I can see that there is a cigarette between Alex's lips as I approach him. The moment his eyes land on me, it's out of his mouth, being stumped out and then throw in the nearest bin.

He shrugs slightly when I reach him, giving him a stern look, "I'm trying to quit, it's just not that easy," he mumbles, sticking his bottom lip out in a cute frown.

My gaze softens, "I understand. As long as you're trying," I say, going in to kiss him on the lips as I know no one is around to see, then changing direction at the last minute and planting one on his cheek instead. The look of protest on his face makes me laugh, "I'm not kissing you after you've just had a cigarette. Have a mint and maybe I'll consider it." I joke.

"Wow, if I don't get a kiss then maybe I really should quit."

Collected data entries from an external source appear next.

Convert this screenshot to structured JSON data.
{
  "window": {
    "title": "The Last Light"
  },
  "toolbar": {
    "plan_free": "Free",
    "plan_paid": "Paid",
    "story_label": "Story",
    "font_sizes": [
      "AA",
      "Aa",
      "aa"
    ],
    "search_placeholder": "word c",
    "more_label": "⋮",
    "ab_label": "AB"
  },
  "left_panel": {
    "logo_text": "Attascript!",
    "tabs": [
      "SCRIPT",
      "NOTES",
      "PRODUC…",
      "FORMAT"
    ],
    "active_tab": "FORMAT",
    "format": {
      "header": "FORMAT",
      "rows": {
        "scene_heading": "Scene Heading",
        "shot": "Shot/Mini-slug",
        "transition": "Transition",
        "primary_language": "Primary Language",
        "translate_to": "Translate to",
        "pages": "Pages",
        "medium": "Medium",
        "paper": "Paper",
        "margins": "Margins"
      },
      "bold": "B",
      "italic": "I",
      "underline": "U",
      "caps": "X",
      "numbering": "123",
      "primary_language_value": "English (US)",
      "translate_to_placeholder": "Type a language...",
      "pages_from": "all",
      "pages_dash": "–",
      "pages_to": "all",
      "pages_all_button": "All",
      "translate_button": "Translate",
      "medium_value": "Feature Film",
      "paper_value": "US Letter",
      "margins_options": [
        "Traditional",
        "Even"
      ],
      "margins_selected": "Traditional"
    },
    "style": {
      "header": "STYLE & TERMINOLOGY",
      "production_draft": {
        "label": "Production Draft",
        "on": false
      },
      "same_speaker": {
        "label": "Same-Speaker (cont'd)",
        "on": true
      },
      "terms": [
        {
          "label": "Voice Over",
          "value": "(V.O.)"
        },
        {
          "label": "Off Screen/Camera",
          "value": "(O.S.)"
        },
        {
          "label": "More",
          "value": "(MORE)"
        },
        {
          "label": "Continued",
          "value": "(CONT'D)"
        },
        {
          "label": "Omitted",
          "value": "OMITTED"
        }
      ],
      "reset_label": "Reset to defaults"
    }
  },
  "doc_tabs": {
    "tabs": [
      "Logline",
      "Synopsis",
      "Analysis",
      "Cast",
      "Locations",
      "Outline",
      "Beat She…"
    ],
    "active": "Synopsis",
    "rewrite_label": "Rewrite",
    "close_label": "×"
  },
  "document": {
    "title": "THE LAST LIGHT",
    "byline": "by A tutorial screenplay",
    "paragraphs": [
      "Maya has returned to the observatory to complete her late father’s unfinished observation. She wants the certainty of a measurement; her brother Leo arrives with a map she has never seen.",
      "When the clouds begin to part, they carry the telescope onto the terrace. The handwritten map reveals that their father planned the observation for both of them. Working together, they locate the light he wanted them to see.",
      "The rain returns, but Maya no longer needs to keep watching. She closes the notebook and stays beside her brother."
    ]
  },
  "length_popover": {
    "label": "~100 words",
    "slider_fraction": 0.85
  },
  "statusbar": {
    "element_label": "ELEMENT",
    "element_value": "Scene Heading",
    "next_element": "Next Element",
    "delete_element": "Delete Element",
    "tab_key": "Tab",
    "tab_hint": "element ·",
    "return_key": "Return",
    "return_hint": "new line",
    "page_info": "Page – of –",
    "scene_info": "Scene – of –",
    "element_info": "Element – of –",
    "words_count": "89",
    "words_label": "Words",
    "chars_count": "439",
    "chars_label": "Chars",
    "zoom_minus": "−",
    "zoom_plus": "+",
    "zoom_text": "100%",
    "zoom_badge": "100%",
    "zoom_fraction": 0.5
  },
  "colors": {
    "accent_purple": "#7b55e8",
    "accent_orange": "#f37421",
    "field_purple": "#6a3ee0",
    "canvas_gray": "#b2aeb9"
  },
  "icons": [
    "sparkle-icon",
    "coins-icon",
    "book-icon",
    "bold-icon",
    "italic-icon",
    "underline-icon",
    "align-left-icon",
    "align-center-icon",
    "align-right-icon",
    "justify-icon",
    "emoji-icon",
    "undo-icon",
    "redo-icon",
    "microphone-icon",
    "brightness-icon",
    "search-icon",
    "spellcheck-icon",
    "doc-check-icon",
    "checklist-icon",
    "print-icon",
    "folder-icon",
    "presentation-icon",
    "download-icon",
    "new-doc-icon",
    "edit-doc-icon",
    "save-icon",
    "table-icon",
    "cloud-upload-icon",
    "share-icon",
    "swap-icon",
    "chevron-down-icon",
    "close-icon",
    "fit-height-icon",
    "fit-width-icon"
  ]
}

"Yes, that, and the fact that it ruins your lungs," I shoot back.

"Touché, baby."

On Monday, after I caught him smoking for the first time in our time dating or whatever you would call what we're doing right now, he made a promise to me that he will try to cut down on the number of cigarettes he smokes so he can eventually stop one day. Bless his heart, he has been trying these past four days but giving up an addiction requires time and effort. It's going to take a while.

I've never smoked in my life so I don't know what quitting is like but I guess, if you've smoked for a while, it won't be that easy to give it up. It's like my addiction to coffee, I just can't seem to stop drinking it. Maybe I'll cut down my caffeine intake as he cuts down on cigarettes.

As I thread my fingers through his and he leads me to an outdoor cinema we agreed to check out, I smile up at him.

Ever since my breakdown last week, where he spent the whole day with me making sure I was alright and subsequently staying the night, I've been feeling a lot closer to him. I let him see a side of me only Cami and my closest family members have seen, a lot of trust goes into stuff like that. It's like more of our relationship is slotting into place.

I know wholly relying on someone isn't the healthiest mindset to have but it's just so hard to be completely independent with this when you've found someone with the amount of care you so critically need. It won't be easy letting this go if I ever find I have to.

Opening up to someone in such a way I did last week is extremely special to me as it's something I find difficult to do. Heck, I haven't even told Cami everything. I have told anyone everything.

The reason I'm finding it difficult is because it's me exposing the deepest and darkest parts of myself. These parts are so easily judged, and can be used against you or taken advantage of. I don't want to give someone that power.